Measure the pronounceability of a word?


I'm tinkering with a domain name finder and want to favour those words which are easy to pronounce.

Example: nameoic.com (bad) versus namelet.com (good).

Was thinking something to do with soundex may be appropriate but it doesn't look like I can use them to produce some sort of comparative score.

PHP code for the win.


Solution

  • Here is a function which should work with the most common of words... It should give you a nice result between 1 (perfect pronounceability according to the rules) to 0.
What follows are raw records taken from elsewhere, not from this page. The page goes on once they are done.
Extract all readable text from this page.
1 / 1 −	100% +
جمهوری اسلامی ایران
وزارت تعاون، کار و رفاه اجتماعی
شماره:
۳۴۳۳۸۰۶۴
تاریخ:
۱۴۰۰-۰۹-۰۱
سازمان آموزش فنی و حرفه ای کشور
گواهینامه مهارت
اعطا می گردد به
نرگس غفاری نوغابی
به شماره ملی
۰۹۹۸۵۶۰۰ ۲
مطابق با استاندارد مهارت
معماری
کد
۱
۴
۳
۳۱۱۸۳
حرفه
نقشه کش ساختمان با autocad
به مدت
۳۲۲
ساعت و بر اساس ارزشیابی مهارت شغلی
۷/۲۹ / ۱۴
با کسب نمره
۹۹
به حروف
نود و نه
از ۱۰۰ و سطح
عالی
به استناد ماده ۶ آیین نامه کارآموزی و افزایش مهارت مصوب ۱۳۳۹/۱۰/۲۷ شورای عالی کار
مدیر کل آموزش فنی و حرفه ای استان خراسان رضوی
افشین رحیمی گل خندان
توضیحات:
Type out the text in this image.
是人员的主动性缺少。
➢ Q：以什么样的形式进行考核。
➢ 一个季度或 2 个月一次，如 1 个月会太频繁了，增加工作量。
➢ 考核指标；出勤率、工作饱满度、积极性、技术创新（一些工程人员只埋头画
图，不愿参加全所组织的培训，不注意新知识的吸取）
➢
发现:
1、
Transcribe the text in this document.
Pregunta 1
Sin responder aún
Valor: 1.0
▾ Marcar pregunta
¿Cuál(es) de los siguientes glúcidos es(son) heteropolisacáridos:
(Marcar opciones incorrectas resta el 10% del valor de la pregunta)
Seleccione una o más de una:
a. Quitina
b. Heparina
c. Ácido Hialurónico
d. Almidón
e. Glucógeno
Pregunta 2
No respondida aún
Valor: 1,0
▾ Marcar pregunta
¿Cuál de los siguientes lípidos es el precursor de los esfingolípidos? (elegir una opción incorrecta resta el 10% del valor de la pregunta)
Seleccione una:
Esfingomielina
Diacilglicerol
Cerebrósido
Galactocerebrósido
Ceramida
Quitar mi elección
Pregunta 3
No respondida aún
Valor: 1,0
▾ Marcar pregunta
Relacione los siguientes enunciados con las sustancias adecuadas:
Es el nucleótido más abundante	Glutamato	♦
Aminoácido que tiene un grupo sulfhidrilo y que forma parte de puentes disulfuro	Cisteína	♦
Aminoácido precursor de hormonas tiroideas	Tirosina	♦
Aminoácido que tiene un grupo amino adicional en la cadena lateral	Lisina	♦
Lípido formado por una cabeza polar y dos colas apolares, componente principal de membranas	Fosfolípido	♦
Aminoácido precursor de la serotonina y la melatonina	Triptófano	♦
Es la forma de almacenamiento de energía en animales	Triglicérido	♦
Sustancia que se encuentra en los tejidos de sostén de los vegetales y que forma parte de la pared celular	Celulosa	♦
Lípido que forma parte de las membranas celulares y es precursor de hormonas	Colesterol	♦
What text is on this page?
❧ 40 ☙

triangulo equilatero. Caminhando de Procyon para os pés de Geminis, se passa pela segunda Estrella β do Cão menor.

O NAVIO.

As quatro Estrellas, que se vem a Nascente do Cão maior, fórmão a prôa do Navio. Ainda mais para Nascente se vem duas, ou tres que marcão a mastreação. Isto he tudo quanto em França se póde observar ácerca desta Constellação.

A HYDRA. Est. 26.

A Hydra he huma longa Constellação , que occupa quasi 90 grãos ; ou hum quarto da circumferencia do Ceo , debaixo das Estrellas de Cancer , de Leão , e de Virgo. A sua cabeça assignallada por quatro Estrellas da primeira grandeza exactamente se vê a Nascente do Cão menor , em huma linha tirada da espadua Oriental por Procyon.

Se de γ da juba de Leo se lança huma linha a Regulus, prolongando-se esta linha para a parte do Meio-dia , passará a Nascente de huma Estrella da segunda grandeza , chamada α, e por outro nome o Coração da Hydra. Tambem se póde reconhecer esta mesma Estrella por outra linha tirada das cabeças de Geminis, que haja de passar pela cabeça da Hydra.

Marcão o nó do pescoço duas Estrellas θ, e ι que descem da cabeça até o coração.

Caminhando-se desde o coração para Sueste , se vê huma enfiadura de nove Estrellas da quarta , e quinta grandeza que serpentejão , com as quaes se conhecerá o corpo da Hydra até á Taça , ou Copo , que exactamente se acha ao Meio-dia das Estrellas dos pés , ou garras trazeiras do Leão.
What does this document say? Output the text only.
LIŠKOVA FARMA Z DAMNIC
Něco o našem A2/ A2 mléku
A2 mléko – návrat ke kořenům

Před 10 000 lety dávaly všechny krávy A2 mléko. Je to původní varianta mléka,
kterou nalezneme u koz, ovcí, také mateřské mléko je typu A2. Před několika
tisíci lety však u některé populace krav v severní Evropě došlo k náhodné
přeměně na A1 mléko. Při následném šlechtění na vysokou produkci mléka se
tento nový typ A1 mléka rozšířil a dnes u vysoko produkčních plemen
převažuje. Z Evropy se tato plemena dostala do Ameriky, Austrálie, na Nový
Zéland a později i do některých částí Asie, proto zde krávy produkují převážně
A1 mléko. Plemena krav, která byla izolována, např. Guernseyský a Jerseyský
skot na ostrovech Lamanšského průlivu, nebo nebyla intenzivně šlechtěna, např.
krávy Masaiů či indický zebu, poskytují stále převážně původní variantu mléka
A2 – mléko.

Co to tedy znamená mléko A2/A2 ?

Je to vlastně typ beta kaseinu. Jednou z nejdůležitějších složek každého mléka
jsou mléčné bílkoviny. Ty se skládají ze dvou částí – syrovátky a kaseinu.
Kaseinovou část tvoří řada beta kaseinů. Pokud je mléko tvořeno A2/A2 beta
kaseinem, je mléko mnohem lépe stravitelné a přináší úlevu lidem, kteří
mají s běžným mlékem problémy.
    The following function far from perfect (it doesn't quite like words like Tsunami [0.857]). But it should be fairly easy to tweak for your needs.

    <?php
    // Score: 1
    echo pronounceability('namelet') . "\n";
    
    // Score: 0.71428571428571
    echo pronounceability('nameoic') . "\n";
    
    function pronounceability($word) {
        static $vowels = array
            (
            'a',
            'e',
            'i',
            'o',
            'u',
            'y'
            );
    
        static $composites = array
            (
            'mm',
            'll',
            'th',
            'ing'
            );
    
        if (!is_string($word)) return false;
    
        // Remove non letters and put in lowercase
        $word = preg_replace('/[^a-z]/i', '', $word);
        $word = strtolower($word);
    
        // Special case
        if ($word == 'a') return 1;
    
        $len = strlen($word);
    
        // Let's not parse an empty string
        if ($len == 0) return 0;
    
        $score = 0;
        $pos = 0;
    
        while ($pos < $len) {
            // Check if is allowed composites
            foreach ($composites as $comp) {
                $complen = strlen($comp);
    
                if (($pos + $complen) < $len) {
                    $check = substr($word, $pos, $complen);
    
                    if ($check == $comp) {
                        $score += $complen;
                        $pos += $complen;
                        continue 2;
                    }
                }
            }
    
            // Is it a vowel? If so, check if previous wasn't a vowel too.
            if (in_array($word[$pos], $vowels)) {
                if (($pos - 1) >= 0 && !in_array($word[$pos - 1], $vowels)) {
                    $score += 1;
                    $pos += 1;
                    continue;
                }
            } else { // Not a vowel, check if next one is, or if is end of word
                if (($pos + 1) < $len && in_array($word[$pos + 1], $vowels)) {
                    $score += 2;
                    $pos += 2;
                    continue;
                } elseif (($pos + 1) == $len) {
                    $score += 1;
                    break;
                }
            }
    
            $pos += 1;
        }
    
        return $score / $len;
    }